Haiti’s Gingerbread Houses Focus of Preservation Efforts

Haiti’s famous gingerbread houses endured the January 2010 earthquake relatively well. While they did suffer some damage, researchers estimate that only 5 percent of these historic dwellings partially or fully collapsed. The report “Preserving Haiti’s Gingerbread Houses,” produced by several advocacy groups, represents one of the first systematic efforts to analyze customary Haitian building materials and methods. Photo © Randolph Langenbach

Of the approximately 300,000 buildings in Haiti that were damaged during the January 2010 earthquake, the country’s historic gingerbread houses endured the disaster relatively well. In fact, researchers estimate than only 5 percent of these beloved buildings partially or fully collapsed.

As the country slowly rebuilds, lessons could be learned from these charismatic dwellings built more than a century ago. A report released this year by the International Council of Monuments and Sites (ICOMOS) and the World Monuments Fund (WMF) states that traditional Haitian construction—particularly braced timber framing and colombage, which features that same framing with masonry infill—withstood seismic loads far better than more recent structures made with rigid Portland cement. These findings were based on an April 2010 survey of approximately 200 gingerbread houses in the Port-au-Prince neighborhoods of Bois Verna, Pacot, and Turgeau. The study was produced with support from the Amsterdam-based Prince Claus Fund and the Haitian organization Fondation Connaissance et Liberté (FOKAL).

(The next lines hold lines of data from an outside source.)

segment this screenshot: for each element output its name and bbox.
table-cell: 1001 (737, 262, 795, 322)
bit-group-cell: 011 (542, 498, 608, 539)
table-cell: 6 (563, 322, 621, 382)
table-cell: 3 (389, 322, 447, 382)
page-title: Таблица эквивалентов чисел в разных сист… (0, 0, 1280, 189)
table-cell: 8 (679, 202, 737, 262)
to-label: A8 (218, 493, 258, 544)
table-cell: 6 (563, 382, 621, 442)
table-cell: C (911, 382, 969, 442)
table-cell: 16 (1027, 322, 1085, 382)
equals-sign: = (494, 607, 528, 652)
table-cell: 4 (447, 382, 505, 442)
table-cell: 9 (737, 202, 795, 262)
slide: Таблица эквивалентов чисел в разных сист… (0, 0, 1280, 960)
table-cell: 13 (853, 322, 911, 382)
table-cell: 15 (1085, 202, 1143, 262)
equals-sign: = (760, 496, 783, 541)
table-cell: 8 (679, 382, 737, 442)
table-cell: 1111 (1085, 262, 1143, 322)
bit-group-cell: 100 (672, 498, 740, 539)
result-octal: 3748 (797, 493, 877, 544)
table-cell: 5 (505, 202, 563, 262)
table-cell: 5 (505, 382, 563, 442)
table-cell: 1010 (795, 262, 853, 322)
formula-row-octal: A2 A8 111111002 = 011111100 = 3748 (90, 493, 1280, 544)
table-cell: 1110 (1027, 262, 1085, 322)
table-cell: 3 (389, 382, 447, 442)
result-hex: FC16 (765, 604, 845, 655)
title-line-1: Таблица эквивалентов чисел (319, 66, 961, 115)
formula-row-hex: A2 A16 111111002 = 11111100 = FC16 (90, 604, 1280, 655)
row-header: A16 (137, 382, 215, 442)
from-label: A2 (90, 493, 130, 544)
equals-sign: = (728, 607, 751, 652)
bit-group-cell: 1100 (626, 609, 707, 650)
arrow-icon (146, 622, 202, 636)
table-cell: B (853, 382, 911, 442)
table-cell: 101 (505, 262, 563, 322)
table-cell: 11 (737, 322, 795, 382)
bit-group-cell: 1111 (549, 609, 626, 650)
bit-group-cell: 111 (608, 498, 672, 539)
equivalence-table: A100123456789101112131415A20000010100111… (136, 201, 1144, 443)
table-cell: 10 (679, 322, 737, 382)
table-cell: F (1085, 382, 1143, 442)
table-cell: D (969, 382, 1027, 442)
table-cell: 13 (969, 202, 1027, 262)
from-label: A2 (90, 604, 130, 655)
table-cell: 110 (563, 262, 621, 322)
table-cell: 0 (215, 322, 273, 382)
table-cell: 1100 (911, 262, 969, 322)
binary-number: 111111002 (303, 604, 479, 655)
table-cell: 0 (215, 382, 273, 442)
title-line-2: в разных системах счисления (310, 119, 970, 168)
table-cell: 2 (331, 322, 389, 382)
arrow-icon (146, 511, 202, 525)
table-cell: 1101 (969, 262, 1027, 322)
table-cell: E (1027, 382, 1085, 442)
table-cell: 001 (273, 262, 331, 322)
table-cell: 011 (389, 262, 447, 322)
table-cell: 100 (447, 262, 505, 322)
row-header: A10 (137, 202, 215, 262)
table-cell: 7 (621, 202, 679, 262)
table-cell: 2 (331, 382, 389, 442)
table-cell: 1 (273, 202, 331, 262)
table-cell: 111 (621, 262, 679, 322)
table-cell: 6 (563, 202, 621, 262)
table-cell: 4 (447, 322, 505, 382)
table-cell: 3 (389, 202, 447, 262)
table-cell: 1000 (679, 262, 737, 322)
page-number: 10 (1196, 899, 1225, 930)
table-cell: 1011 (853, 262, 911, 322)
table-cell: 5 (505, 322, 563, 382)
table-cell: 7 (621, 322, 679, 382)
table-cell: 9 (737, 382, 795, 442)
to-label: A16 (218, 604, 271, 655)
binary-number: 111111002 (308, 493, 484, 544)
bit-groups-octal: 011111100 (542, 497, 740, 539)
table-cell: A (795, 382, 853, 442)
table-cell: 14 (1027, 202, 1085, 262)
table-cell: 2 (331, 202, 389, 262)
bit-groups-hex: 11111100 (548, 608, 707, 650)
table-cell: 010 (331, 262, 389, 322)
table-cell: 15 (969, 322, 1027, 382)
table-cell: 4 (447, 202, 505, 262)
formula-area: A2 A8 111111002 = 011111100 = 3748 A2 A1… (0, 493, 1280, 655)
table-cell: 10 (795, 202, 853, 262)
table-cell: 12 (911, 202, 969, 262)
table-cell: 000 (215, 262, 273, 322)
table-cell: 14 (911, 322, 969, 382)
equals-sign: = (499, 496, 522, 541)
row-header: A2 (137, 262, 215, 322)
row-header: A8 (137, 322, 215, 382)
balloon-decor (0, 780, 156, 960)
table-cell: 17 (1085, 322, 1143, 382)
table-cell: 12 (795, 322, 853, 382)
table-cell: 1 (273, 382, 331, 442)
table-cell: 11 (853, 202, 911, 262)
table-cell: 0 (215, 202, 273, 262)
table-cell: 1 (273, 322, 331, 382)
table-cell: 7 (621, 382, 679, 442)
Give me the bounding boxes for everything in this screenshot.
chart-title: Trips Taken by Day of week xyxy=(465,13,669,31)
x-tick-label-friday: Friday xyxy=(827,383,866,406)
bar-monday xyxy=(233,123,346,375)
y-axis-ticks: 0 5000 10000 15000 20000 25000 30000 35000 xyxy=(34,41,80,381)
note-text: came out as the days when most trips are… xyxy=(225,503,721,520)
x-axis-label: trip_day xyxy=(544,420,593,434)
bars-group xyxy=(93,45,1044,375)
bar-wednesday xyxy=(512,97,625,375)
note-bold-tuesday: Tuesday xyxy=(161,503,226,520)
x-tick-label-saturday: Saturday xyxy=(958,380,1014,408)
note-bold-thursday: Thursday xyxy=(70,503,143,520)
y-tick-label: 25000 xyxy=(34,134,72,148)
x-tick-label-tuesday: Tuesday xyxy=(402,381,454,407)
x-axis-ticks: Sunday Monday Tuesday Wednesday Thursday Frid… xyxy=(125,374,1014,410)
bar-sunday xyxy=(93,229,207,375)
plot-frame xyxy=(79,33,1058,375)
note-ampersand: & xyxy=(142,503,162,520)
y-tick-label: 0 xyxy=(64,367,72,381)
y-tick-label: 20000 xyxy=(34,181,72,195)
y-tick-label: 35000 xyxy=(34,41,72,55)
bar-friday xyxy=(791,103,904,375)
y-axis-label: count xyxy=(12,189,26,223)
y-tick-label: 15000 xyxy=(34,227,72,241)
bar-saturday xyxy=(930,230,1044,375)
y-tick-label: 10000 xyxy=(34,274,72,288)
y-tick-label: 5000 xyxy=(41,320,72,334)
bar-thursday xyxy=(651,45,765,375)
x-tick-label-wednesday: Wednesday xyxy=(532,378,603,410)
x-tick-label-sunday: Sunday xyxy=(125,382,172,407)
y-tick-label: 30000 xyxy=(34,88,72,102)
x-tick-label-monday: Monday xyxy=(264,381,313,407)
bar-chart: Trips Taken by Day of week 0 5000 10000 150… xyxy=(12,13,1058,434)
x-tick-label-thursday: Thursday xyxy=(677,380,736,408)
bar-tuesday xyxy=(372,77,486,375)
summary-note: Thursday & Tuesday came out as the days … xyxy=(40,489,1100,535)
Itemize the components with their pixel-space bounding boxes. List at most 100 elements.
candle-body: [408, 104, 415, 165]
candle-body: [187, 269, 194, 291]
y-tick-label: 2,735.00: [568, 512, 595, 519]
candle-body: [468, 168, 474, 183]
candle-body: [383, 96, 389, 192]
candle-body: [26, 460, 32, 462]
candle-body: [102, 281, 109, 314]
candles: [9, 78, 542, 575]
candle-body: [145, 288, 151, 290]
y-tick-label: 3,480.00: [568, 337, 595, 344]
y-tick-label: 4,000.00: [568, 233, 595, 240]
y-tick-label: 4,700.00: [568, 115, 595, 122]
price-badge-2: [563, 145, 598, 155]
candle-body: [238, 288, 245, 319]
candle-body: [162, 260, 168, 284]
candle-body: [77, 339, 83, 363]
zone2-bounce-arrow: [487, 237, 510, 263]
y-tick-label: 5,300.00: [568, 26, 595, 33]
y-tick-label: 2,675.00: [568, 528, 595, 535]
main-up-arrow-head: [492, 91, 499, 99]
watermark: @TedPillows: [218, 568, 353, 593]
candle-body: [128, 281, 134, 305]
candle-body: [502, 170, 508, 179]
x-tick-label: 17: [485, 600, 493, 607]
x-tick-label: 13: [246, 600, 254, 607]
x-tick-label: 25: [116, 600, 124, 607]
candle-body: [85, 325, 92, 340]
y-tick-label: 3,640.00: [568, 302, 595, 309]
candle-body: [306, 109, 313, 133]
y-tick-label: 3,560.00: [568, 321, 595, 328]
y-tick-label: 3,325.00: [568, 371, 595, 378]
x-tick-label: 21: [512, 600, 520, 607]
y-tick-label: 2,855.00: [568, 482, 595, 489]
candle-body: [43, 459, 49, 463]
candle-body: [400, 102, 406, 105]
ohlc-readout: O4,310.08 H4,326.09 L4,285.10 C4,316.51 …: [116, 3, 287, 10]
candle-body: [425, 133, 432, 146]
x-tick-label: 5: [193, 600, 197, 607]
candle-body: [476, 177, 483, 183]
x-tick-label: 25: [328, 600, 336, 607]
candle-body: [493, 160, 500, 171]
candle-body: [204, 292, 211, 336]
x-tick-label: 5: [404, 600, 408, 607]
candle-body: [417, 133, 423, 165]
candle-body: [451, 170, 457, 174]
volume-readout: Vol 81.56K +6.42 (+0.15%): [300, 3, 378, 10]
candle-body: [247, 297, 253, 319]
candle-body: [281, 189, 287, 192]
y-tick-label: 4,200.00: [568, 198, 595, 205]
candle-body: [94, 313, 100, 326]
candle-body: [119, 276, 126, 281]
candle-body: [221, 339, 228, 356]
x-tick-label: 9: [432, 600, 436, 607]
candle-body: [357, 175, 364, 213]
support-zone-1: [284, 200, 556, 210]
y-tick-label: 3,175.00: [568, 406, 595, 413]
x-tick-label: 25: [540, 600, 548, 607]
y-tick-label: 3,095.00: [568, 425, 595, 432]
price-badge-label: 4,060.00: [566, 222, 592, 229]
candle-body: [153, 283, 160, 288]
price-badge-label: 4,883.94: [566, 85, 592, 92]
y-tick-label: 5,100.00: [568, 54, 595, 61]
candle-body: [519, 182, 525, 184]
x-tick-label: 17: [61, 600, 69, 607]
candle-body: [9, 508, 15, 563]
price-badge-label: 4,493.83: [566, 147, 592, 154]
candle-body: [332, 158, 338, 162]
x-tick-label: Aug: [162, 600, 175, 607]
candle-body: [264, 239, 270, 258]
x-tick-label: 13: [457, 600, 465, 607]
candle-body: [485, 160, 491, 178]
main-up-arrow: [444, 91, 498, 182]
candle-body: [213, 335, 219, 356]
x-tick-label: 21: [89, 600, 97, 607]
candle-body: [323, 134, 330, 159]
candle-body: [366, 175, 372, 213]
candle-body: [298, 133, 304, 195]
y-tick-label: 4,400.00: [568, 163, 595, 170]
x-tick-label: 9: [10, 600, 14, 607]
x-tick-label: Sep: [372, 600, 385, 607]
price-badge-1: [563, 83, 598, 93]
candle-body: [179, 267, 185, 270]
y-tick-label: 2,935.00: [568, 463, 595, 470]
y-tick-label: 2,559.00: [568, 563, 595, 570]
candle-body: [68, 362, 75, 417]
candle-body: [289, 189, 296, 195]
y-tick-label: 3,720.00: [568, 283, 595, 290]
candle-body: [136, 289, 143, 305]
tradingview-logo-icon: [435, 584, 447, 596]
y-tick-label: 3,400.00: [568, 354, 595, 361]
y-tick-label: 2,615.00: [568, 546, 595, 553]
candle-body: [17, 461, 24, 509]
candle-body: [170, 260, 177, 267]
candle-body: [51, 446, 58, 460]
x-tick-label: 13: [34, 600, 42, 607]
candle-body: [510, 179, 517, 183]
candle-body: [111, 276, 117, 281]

The “Preserving Haiti’s Gingerbread Houses” report represents one of the first systematic efforts to analyze customary Haitian building materials and methods. The New York–based WMF distributed the English-language report to select stakeholders this spring and made it available online; a French edition will go out in a similar manner in the coming weeks, and a Spanish version will later be available online. Moreover, WMF is working with FOKAL to present the information in a traveling exhibition that will include photographs by Tito Dupret and Randolph Langenbach.

Currently both groups also are working on ensuring a long future for Haiti’s gingerbread houses. WMF, in collaboration with FOKAL and others, hopes to produce preservation manuals that include specific recommendations about shoring and mothballing, mortar analysis, roof refurbishment, and the repair and maintenance of wood, brick, and other materials. The manuals would be developed in conjunction with the restoration of a gingerbread house by FOKAL and students in a new Haitian crafts training program. The house would eventually become a conservation center.

Erica Avrami, WMF’s research and education director, says that preservation is about more than saving a piece of history. “The ultimate goal,” she says, “is to utilize preservation as a catalyst for urban planning, economic and community development, and heritage advocacy.” The gingerbread houses aren’t the only historic structures in Haiti receiving attention from preservationists: Earlier this year, the heavily damaged Iron Market in downtown Port-au-Prince reopened after a $12 million restoration funded by the Irish billionaire Denis O’Brien and overseen by the UK architect John McAslan.